Here's a spotted beach ball. How would its surface look, if we showed it as a flat map? Maybe like this? Actually, it's not that simple. Let's count the number of spots going around the beach ball.
Across the middle of the ball, where its width is the largest, there are 12 spots. But here, closer to the top, five spots are enough to go round once. And at the very top, one trip around the beach ball is only "one spot long". This map doesn't match reality very well! How can we show the surface on a map, then?
Maybe we can cut the ball open, and try to smooth it out into a rectangle? Let's try that! The beach ball is made of plastic that you can pull and stretch. The surface can change its shape. Up here, and down here, you'll need to stretch the plastic a lot.
The spots on the beach ball that were circular to begin with, become oval.
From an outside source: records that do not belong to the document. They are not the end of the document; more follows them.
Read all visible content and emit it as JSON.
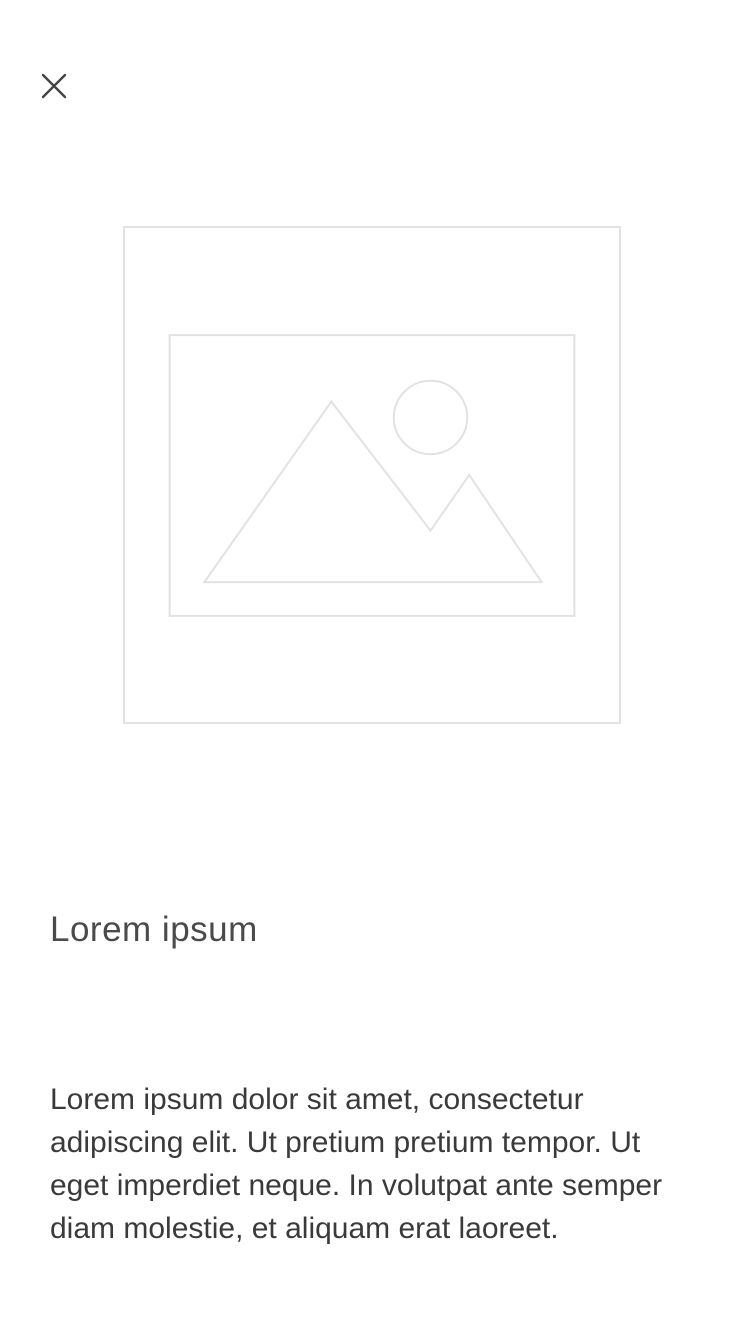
{
  "header": {
    "close_icon": "close-icon"
  },
  "media": {
    "placeholder_icon": "image-placeholder-icon"
  },
  "content": {
    "title": "Lorem ipsum",
    "body": "Lorem ipsum dolor sit amet, consectetur adipiscing elit. Ut pretium pretium tempor. Ut eget imperdiet neque. In volutpat ante semper diam molestie, et aliquam erat laoreet."
  },
  "colors": {
    "background": "#ffffff",
    "icon": "#444444",
    "placeholder_stroke": "#e2e2e2",
    "title_text": "#4a4a4a",
    "body_text": "#3a3a3a"
  }
}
And the circle at the top - it's stretched until it covers the whole map! Along the middle of the ball, you don't need to stretch the plastic at all. Why is that? Why do we need to stretch the plastic different amounts, in order to make it flat?
Because, one lap around the ball, has different lengths depending on where you measure it. Here along the middle of the beach ball, the length of a lap is greatest. Closer to the top or the bottom, a lap is shorter. On the rectangular map however, the distance from left to right is the same, no matter if we measure it closer to the top, closer to the bottom or near the middle. The further we get from the middle, the more we need to stretch the plastic.
If you want to make a map of the surface of the Earth, you'll have the same problem as with the beach ball. One lap around the Earth has different lengths depending where we measure it, just as with the ball. Here in the middle, along the equator, the Earth is at its widest. Closer to the poles, the distance around the Earth is shorter. The map has the same length from left to right all over.
We'll have to stretch the surface more, closer to the poles, than at the equator. Then those areas get different shapes, compared to how they look on the globe. Look at Alaska for instance, in North America. It gets really long in the east-west direction, compared to its shape on the globe. There's another type of map, another projection, where we stretch the surface up and down the same amount as it's stretched left and right.
That makes the areas that were stretched out return almost to their actual shape. But the closer we get to the poles, the larger the magnification gets. On this map, Africa looks about the same size as it does on this globe. But look at Greenland. It looks much bigger on the map than on the globe.
It's because Greenland is so close to the North pole. There, we need to stretch the surface a lot more, to make it cover the width of the map. If we were to do the same thing with the beach ball, the result would look like this, despite the fact that the spots are of equal size! The best way to show the Earth's surface is to use a globe. Then all areas get the correct shape and size compared to each other.
But you can't view the entire surface at the same time, of course.